Already getting some pushback from wannabe deniers, so I thought I would put this analysis from Scientific American out there as well. The key section:
The hedge expressed by journalists is that many variables go into creating a big storm, so the size of Hurricane Sandy, or any specific storm, cannot be attributed to climate change. That’s true, and it’s based on good science. However, that statement does not mean that we cannot say that climate change is making storms bigger. It is doing just that—a statement also based on good science, and one that the insurance industry is embracing, by the way. (Huh? More on that in a moment.)
Scientists have long taken a similarly cautious stance, but more are starting to drop the caveat and link climate change directly to intense storms and other extreme weather events, such as the warm 2012 winter in the eastern U.S. and the frigid one in Europe at the same time. They are emboldened because researchers have gotten very good in the past decade at determining what affects the variables that create big storms. Hurricane Sandy got large because it wandered north along the U.S. coast, where ocean water is still warm this time of year, pumping energy into the swirling system. But it got even larger when a cold Jet Stream made a sharp dip southward from Canada down into the eastern U.S. The cold air, positioned against warm Atlantic air, added energy to the atmosphere and therefore to Sandy, just as it moved into that region, expanding the storm even further.
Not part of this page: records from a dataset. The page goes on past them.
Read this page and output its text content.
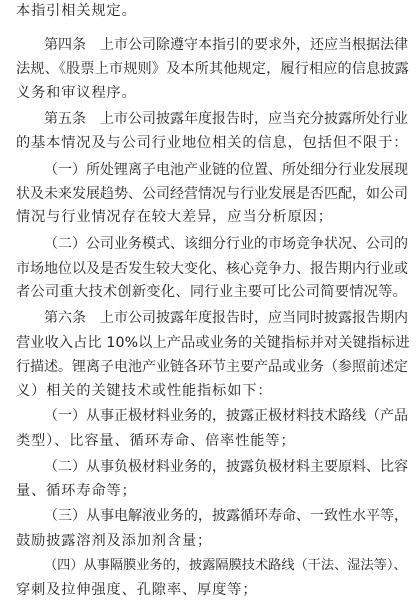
本指引相关规定。
第四条　上市公司除遵守本指引的要求外，还应当根据法律
法规、《股票上市规则》及本所其他规定，履行相应的信息披露
义务和审议程序。
第五条　上市公司披露年度报告时，应当充分披露所处行业
的基本情况及与公司行业地位相关的信息，包括但不限于：
（一）所处锂离子电池产业链的位置、所处细分行业发展现
状及未来发展趋势、公司经营情况与行业发展是否匹配，如公司
情况与行业情况存在较大差异，应当分析原因；
（二）公司业务模式、该细分行业的市场竞争状况、公司的
市场地位以及是否发生较大变化、核心竞争力、报告期内行业或
者公司重大技术创新变化、同行业主要可比公司简要情况等。
第六条　上市公司披露年度报告时，应当同时披露报告期内
营业收入占比 10%以上产品或业务的关键指标并对关键指标进
行描述。锂离子电池产业链各环节主要产品或业务（参照前述定
义）相关的关键技术或性能指标如下：
（一）从事正极材料业务的，披露正极材料技术路线（产品
类型）、比容量、循环寿命、倍率性能等；
（二）从事负极材料业务的，披露负极材料主要原料、比容
量、循环寿命等；
（三）从事电解液业务的，披露循环寿命、一致性水平等，
鼓励披露溶剂及添加剂含量；
（四）从事隔膜业务的，披露隔膜技术路线（干法、湿法等）、
穿刺及拉伸强度、孔隙率、厚度等；
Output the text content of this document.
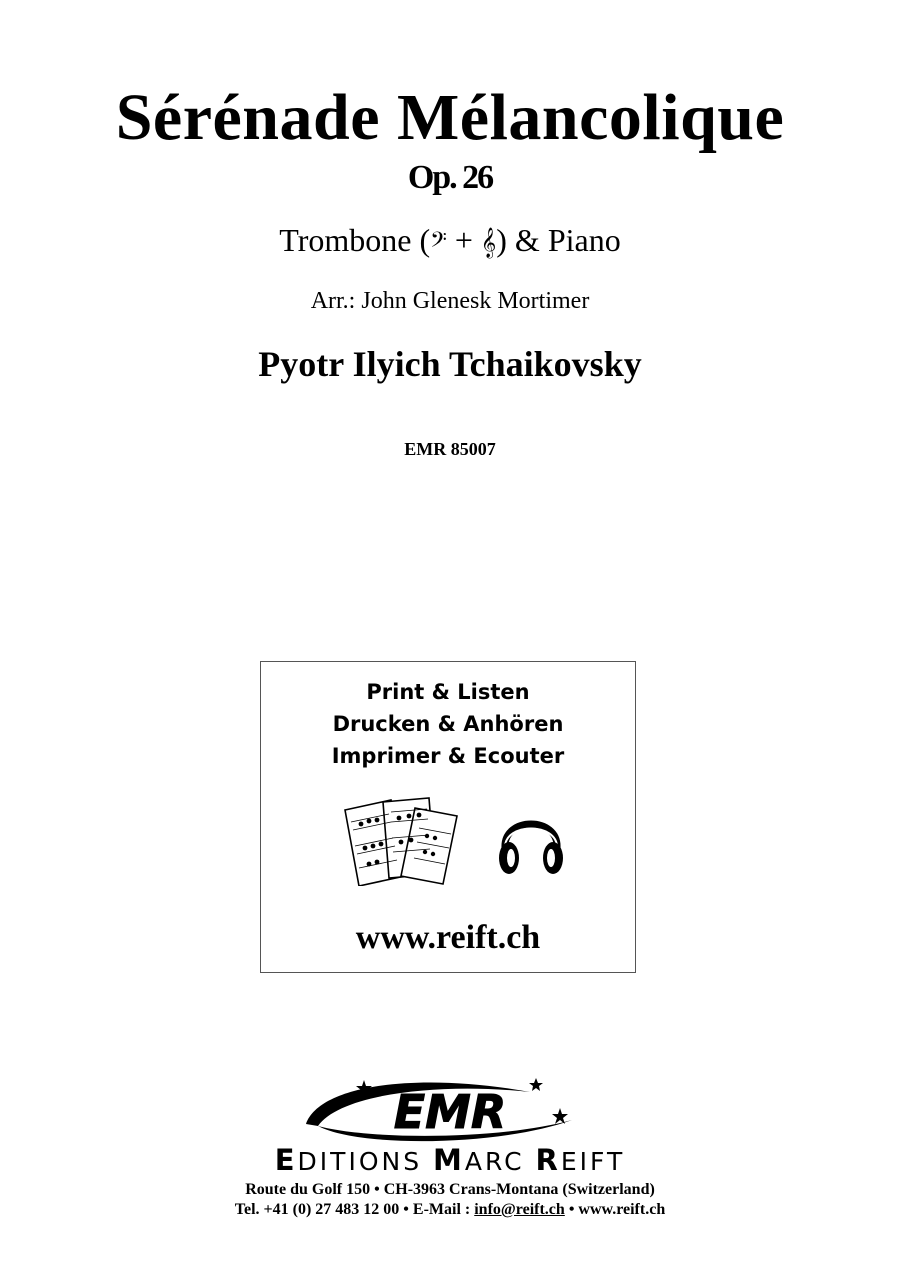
Sérénade Mélancolique
Op. 26
Trombone (𝄢 + 𝄞) & Piano
Arr.: John Glenesk Mortimer
Pyotr Ilyich Tchaikovsky
EMR 85007
Print & Listen
Drucken & Anhören
Imprimer & Ecouter
www.reift.ch
EMR
EDITIONS MARC REIFT
Route du Golf 150 • CH-3963 Crans-Montana (Switzerland)
Tel. +41 (0) 27 483 12 00 • E-Mail : info@reift.ch • www.reift.ch
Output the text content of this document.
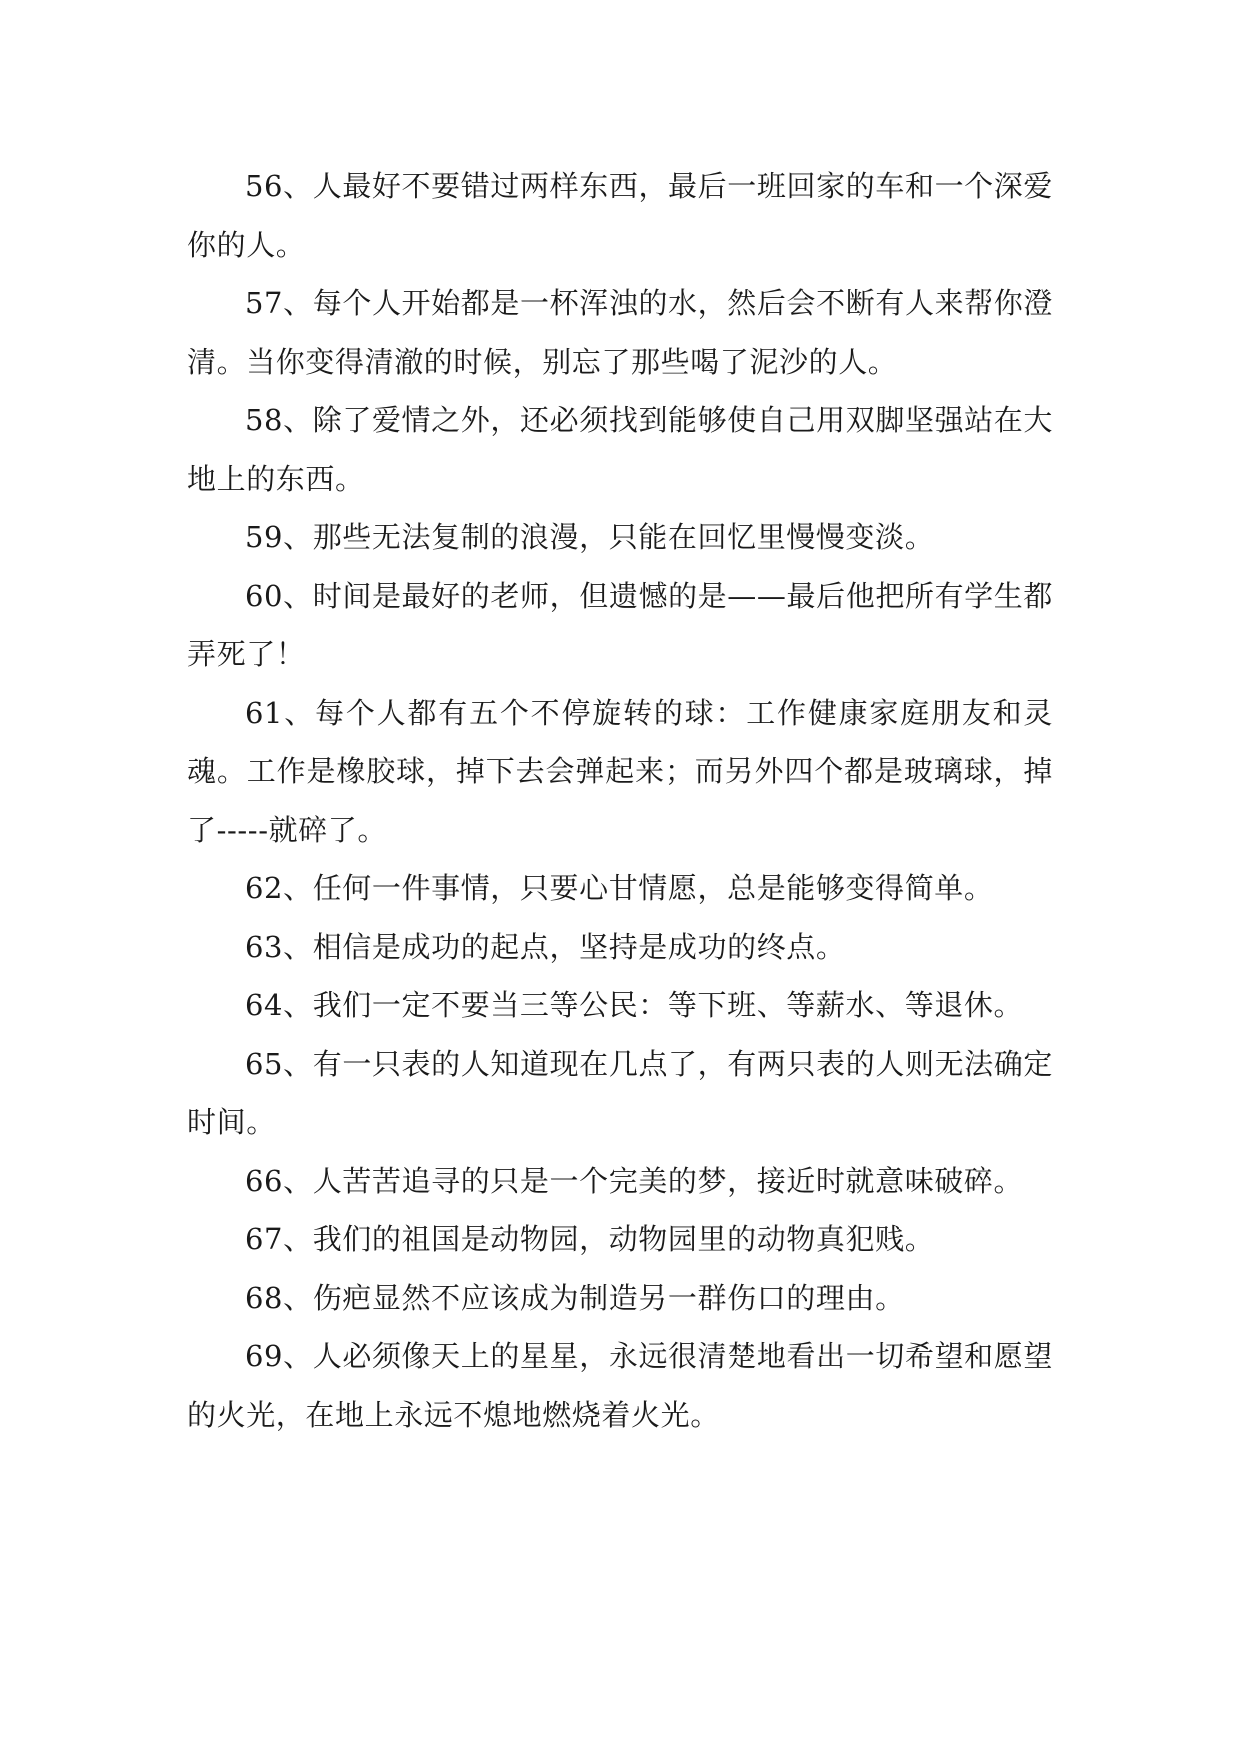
56、人最好不要错过两样东西，最后一班回家的车和一个深爱你的人。

57、每个人开始都是一杯浑浊的水，然后会不断有人来帮你澄清。当你变得清澈的时候，别忘了那些喝了泥沙的人。

58、除了爱情之外，还必须找到能够使自己用双脚坚强站在大地上的东西。

59、那些无法复制的浪漫，只能在回忆里慢慢变淡。

60、时间是最好的老师，但遗憾的是——最后他把所有学生都弄死了！

61、每个人都有五个不停旋转的球：工作健康家庭朋友和灵魂。工作是橡胶球，掉下去会弹起来；而另外四个都是玻璃球，掉了-----就碎了。

62、任何一件事情，只要心甘情愿，总是能够变得简单。

63、相信是成功的起点，坚持是成功的终点。

64、我们一定不要当三等公民：等下班、等薪水、等退休。

65、有一只表的人知道现在几点了，有两只表的人则无法确定时间。

66、人苦苦追寻的只是一个完美的梦，接近时就意味破碎。

67、我们的祖国是动物园，动物园里的动物真犯贱。

68、伤疤显然不应该成为制造另一群伤口的理由。

69、人必须像天上的星星，永远很清楚地看出一切希望和愿望的火光，在地上永远不熄地燃烧着火光。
Here’s where climate change comes in. The atmospheric pattern that sent the Jet Stream south is colloquially known as a “blocking high”—a big pressure center stuck over the very northern Atlantic Ocean and southern Arctic Ocean. And what led to that? A climate phenomenon called the North Atlantic Oscillation (NAO)—essentially, the state of atmospheric pressure in that region. This state can be positive or negative, and it had changed from positive to negative two weeks before Sandy arrived. The climate kicker? Recent research by Charles Greene at Cornell University and other climate scientists has shown that as more Arctic sea ice melts in the summer—because of global warming—the NAO is more likely to be negative during the autumn and winter. A negative NAO makes the Jet Stream more likely to move in a big, wavy pattern across the U.S., Canada and the Atlantic, causing the kind of big southward dip that occurred during Sandy.
And I suppose I should also add this analysis by NASA’s James Hansen, who has studied (and worried about) climate change more than any scientist on the (warming) planet. Here’s the guts of what he has to say:
In a new analysis of the past six decades of global temperatures, which will be published Monday, my colleagues and I have revealed a stunning increase in the frequency of extremely hot summers, with deeply troubling ramifications for not only our future but also for our present.
This is not a climate model or a prediction but actual observations of weather events and temperatures that have happened. Our analysis shows that it is no longer enough to say that global warming will increase the likelihood of extreme weather and to repeat the caveat that no individual weather event can be directly linked to climate change. To the contrary, our analysis shows that, for the extreme hot weather of the recent past, there is virtually no explanation other than climate change.
The deadly European heat wave of 2003, the fiery Russian heat wave of 2010 and catastrophic droughts in Texas and Oklahoma last year can each be attributed to climate change. And once the data are gathered in a few weeks’ time, it’s likely that the same will be true for the extremely hot summer the United States is suffering through right now.
The resistance to both the logic and the science of global warming and weather is stupefying to me. But not surprising, sadly. We are a species that is sleepwalking through history.